FireWire uses two types of connectors: the 6 pin and the 4 pin. The 6-pin connector (as shown in Figure 1.14) is for devices that need to be powered from the computer. FireWire cables with the 6-pin connector contain two pairs (four conductors) of copper wire for carrying data and one pair for powering devices, all within a common, braided metal shield. Cables using the 4-pin connector (Figure 1.15) are for data transfer only, and they contain only the four conductors for data, none for power.

Example:
FIGURE 1 . 1 4 Six-pin FireWire connector (male)



Example:

FIGURE 1 . 1 5 Four-pin FireWire connector (male)


Note:

More information about FireWire and its associated standards can be found at
the 1394 Trade Association website at www.1394ta.org.


Universal Serial Bus (USB)
Over the past few years, computer peripherals have been moving away from parallel or serial connection and to a new type of bus. That bus is the Universal Serial Bus (USB). The built-in serial bus of most motherboards generally offers a maximum of 2 external interfaces for connectivity to a PC, although add-on adapters can take that count up to as many as 16 serial interfaces. USB, on the other hand, can connect a maximum of 127 external devices. Also, USB is a much more flexible peripheral bus than either serial or parallel. USB supports connections to printers, scanners, and many other input devices (such as keyboards, joysticks, and mice). 

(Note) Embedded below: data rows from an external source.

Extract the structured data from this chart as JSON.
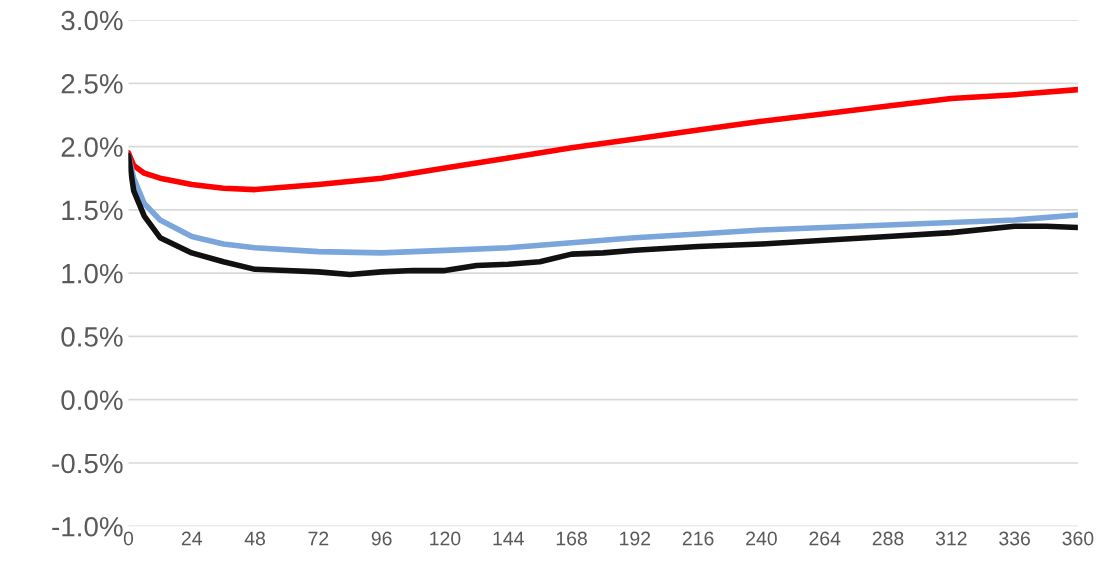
{
  "chart_data": {
    "type": "line",
    "series": [
      {
        "color": "#ff0000",
        "x": [
          0,
          2,
          6,
          12,
          24,
          36,
          48,
          72,
          96,
          120,
          144,
          168,
          192,
          216,
          240,
          264,
          288,
          312,
          336,
          360
        ],
        "values": [
          1.95,
          1.85,
          1.79,
          1.75,
          1.7,
          1.67,
          1.66,
          1.7,
          1.75,
          1.83,
          1.91,
          1.99,
          2.06,
          2.13,
          2.2,
          2.26,
          2.32,
          2.38,
          2.41,
          2.45
        ]
      },
      {
        "color": "#7aa6dc",
        "x": [
          0,
          2,
          6,
          12,
          24,
          36,
          48,
          72,
          96,
          120,
          144,
          168,
          192,
          216,
          240,
          264,
          288,
          312,
          336,
          360
        ],
        "values": [
          1.93,
          1.75,
          1.55,
          1.42,
          1.29,
          1.23,
          1.2,
          1.17,
          1.16,
          1.18,
          1.2,
          1.24,
          1.28,
          1.31,
          1.34,
          1.36,
          1.38,
          1.4,
          1.42,
          1.46
        ]
      },
      {
        "color": "#111111",
        "x": [
          0,
          2,
          6,
          12,
          24,
          36,
          48,
          60,
          72,
          84,
          96,
          108,
          120,
          132,
          144,
          156,
          168,
          180,
          192,
          216,
          240,
          264,
          288,
          312,
          336,
          348,
          360
        ],
        "values": [
          1.93,
          1.65,
          1.45,
          1.28,
          1.16,
          1.09,
          1.03,
          1.02,
          1.01,
          0.99,
          1.01,
          1.02,
          1.02,
          1.06,
          1.07,
          1.09,
          1.15,
          1.16,
          1.18,
          1.21,
          1.23,
          1.26,
          1.29,
          1.32,
          1.37,
          1.37,
          1.36
        ]
      }
    ],
    "xlim": [
      0,
      360
    ],
    "xticks": [
      0,
      24,
      48,
      72,
      96,
      120,
      144,
      168,
      192,
      216,
      240,
      264,
      288,
      312,
      336,
      360
    ],
    "ylim": [
      -1.0,
      3.0
    ],
    "yticks": [
      {
        "value": -1.0,
        "label": "-1.0%"
      },
      {
        "value": -0.5,
        "label": "-0.5%"
      },
      {
        "value": 0.0,
        "label": "0.0%"
      },
      {
        "value": 0.5,
        "label": "0.5%"
      },
      {
        "value": 1.0,
        "label": "1.0%"
      },
      {
        "value": 1.5,
        "label": "1.5%"
      },
      {
        "value": 2.0,
        "label": "2.0%"
      },
      {
        "value": 2.5,
        "label": "2.5%"
      },
      {
        "value": 3.0,
        "label": "3.0%"
      }
    ],
    "grid": "y",
    "marker": "none",
    "line_style": "solid"
  }
}
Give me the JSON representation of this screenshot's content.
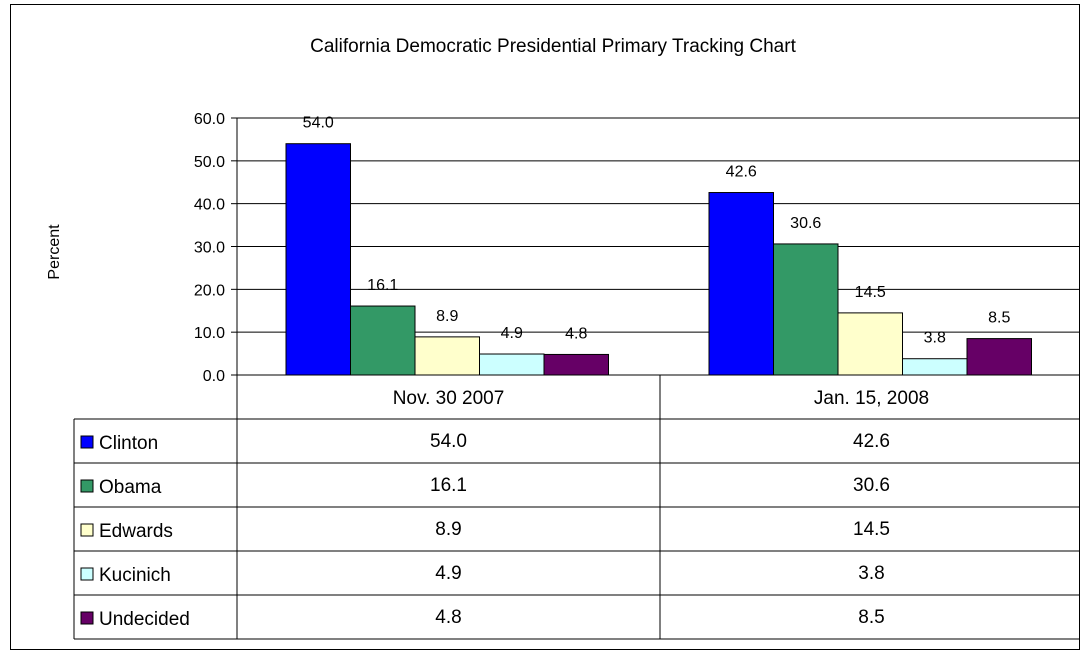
{
  "chart_data": {
    "type": "bar",
    "title": "California Democratic Presidential Primary Tracking Chart",
    "ylabel": "Percent",
    "xlabel": "",
    "ylim": [
      0,
      60
    ],
    "yticks": [
      "0.0",
      "10.0",
      "20.0",
      "30.0",
      "40.0",
      "50.0",
      "60.0"
    ],
    "grid": true,
    "legend": "data-table",
    "categories": [
      "Nov. 30 2007",
      "Jan. 15, 2008"
    ],
    "series": [
      {
        "name": "Clinton",
        "values": [
          54.0,
          42.6
        ],
        "labels": [
          "54.0",
          "42.6"
        ],
        "color": "#0000FF"
      },
      {
        "name": "Obama",
        "values": [
          16.1,
          30.6
        ],
        "labels": [
          "16.1",
          "30.6"
        ],
        "color": "#339966"
      },
      {
        "name": "Edwards",
        "values": [
          8.9,
          14.5
        ],
        "labels": [
          "8.9",
          "14.5"
        ],
        "color": "#FFFFCC"
      },
      {
        "name": "Kucinich",
        "values": [
          4.9,
          3.8
        ],
        "labels": [
          "4.9",
          "3.8"
        ],
        "color": "#CCFFFF"
      },
      {
        "name": "Undecided",
        "values": [
          4.8,
          8.5
        ],
        "labels": [
          "4.8",
          "8.5"
        ],
        "color": "#660066"
      }
    ]
  }
}
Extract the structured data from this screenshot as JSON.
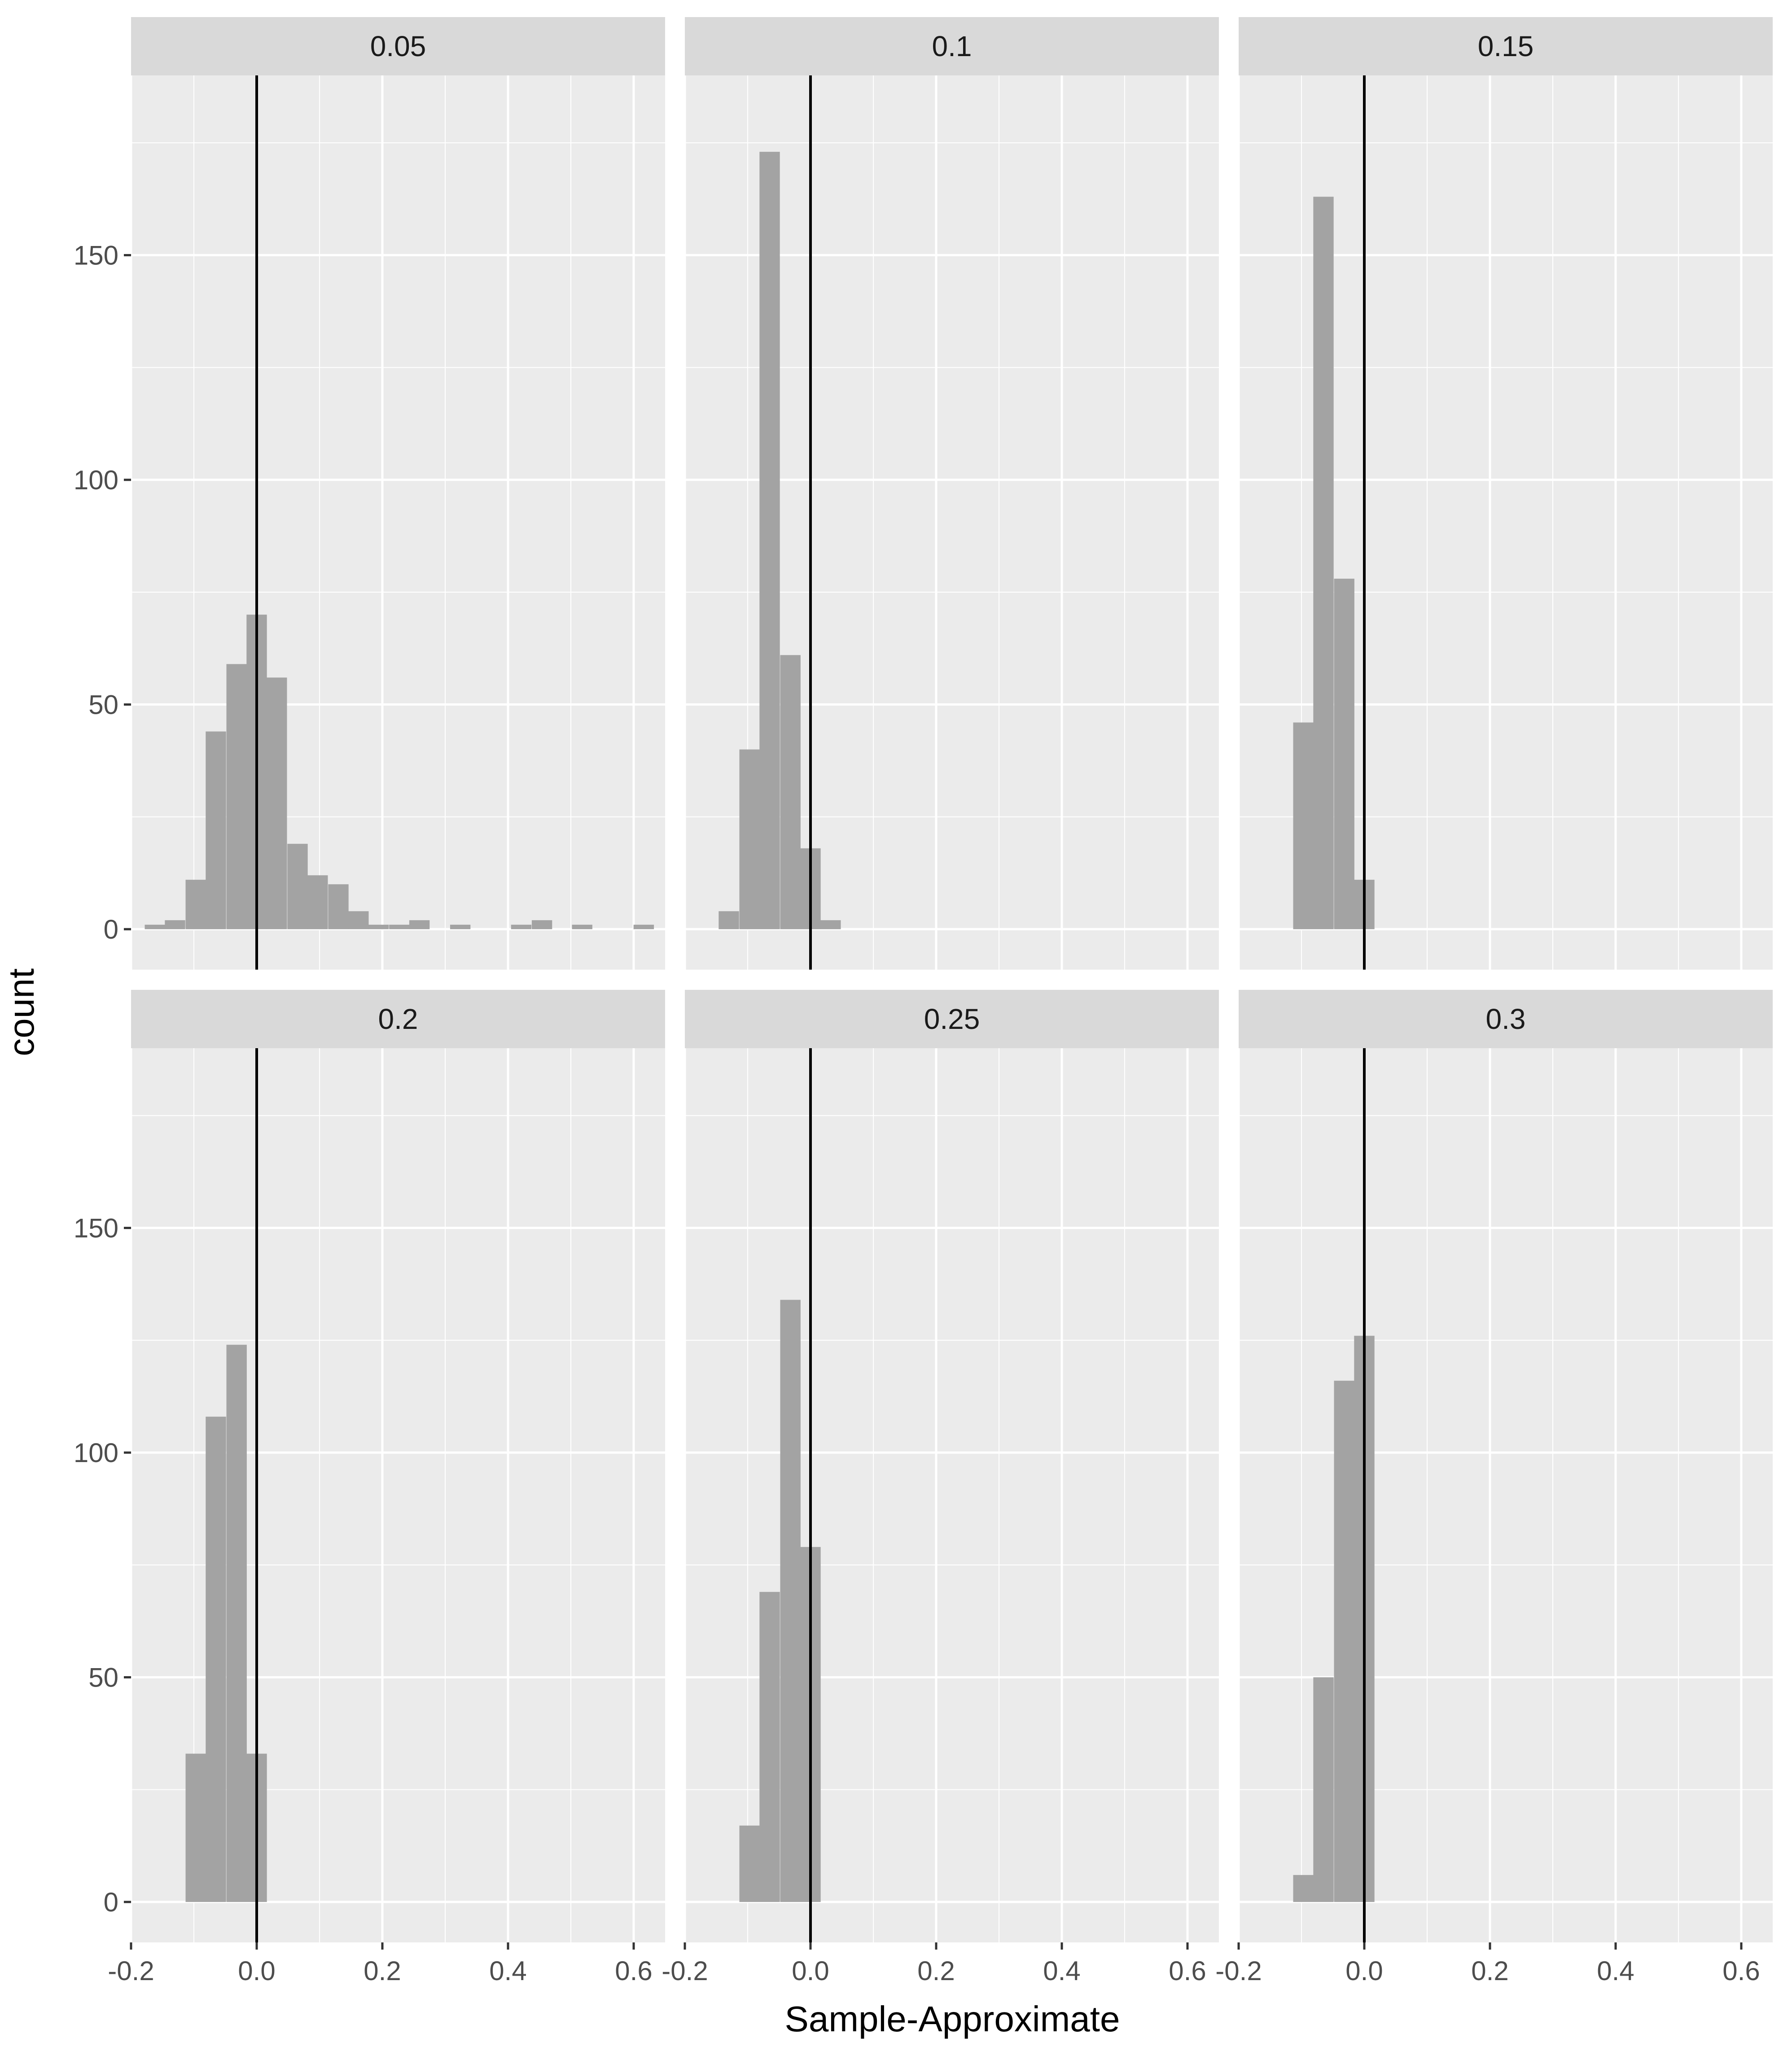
{
  "chart_data": {
    "type": "bar",
    "subtype": "faceted-histogram",
    "xlabel": "Sample-Approximate",
    "ylabel": "count",
    "xlim": [
      -0.2,
      0.65
    ],
    "ylim": [
      -9,
      190
    ],
    "x_ticks": [
      -0.2,
      0.0,
      0.2,
      0.4,
      0.6
    ],
    "x_tick_labels": [
      "-0.2",
      "0.0",
      "0.2",
      "0.4",
      "0.6"
    ],
    "y_ticks": [
      0,
      50,
      100,
      150
    ],
    "y_tick_labels": [
      "0",
      "50",
      "100",
      "150"
    ],
    "bin_width": 0.0324,
    "reference_line_x": 0,
    "grid": true,
    "bar_color": "#a3a3a3",
    "panel_background": "#ebebeb",
    "strip_background": "#d9d9d9",
    "facets": [
      {
        "label": "0.05",
        "bins": [
          {
            "x": -0.162,
            "count": 1
          },
          {
            "x": -0.13,
            "count": 2
          },
          {
            "x": -0.097,
            "count": 11
          },
          {
            "x": -0.065,
            "count": 44
          },
          {
            "x": -0.032,
            "count": 59
          },
          {
            "x": 0.0,
            "count": 70
          },
          {
            "x": 0.032,
            "count": 56
          },
          {
            "x": 0.065,
            "count": 19
          },
          {
            "x": 0.097,
            "count": 12
          },
          {
            "x": 0.13,
            "count": 10
          },
          {
            "x": 0.162,
            "count": 4
          },
          {
            "x": 0.194,
            "count": 1
          },
          {
            "x": 0.227,
            "count": 1
          },
          {
            "x": 0.259,
            "count": 2
          },
          {
            "x": 0.324,
            "count": 1
          },
          {
            "x": 0.421,
            "count": 1
          },
          {
            "x": 0.454,
            "count": 2
          },
          {
            "x": 0.518,
            "count": 1
          },
          {
            "x": 0.616,
            "count": 1
          }
        ]
      },
      {
        "label": "0.1",
        "bins": [
          {
            "x": -0.13,
            "count": 4
          },
          {
            "x": -0.097,
            "count": 40
          },
          {
            "x": -0.065,
            "count": 173
          },
          {
            "x": -0.032,
            "count": 61
          },
          {
            "x": 0.0,
            "count": 18
          },
          {
            "x": 0.032,
            "count": 2
          }
        ]
      },
      {
        "label": "0.15",
        "bins": [
          {
            "x": -0.097,
            "count": 46
          },
          {
            "x": -0.065,
            "count": 163
          },
          {
            "x": -0.032,
            "count": 78
          },
          {
            "x": 0.0,
            "count": 11
          }
        ]
      },
      {
        "label": "0.2",
        "bins": [
          {
            "x": -0.097,
            "count": 33
          },
          {
            "x": -0.065,
            "count": 108
          },
          {
            "x": -0.032,
            "count": 124
          },
          {
            "x": 0.0,
            "count": 33
          }
        ]
      },
      {
        "label": "0.25",
        "bins": [
          {
            "x": -0.097,
            "count": 17
          },
          {
            "x": -0.065,
            "count": 69
          },
          {
            "x": -0.032,
            "count": 134
          },
          {
            "x": 0.0,
            "count": 79
          }
        ]
      },
      {
        "label": "0.3",
        "bins": [
          {
            "x": -0.097,
            "count": 6
          },
          {
            "x": -0.065,
            "count": 50
          },
          {
            "x": -0.032,
            "count": 116
          },
          {
            "x": 0.0,
            "count": 126
          }
        ]
      }
    ]
  }
}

     When connecting USB peripherals, you must connect them either directly to one of the USB ports (as shown in Figure 1.16) on the PC or to a USB hub that is connected to one of those USB ports. Hubs can be chained together to provide multiple USB connections. Although you can connect up to 127 devices (each device has a USB plug, as shown in Figure 1.17), it is impractical in reality. Most computers with USB interfaces will support around 12 USB devices.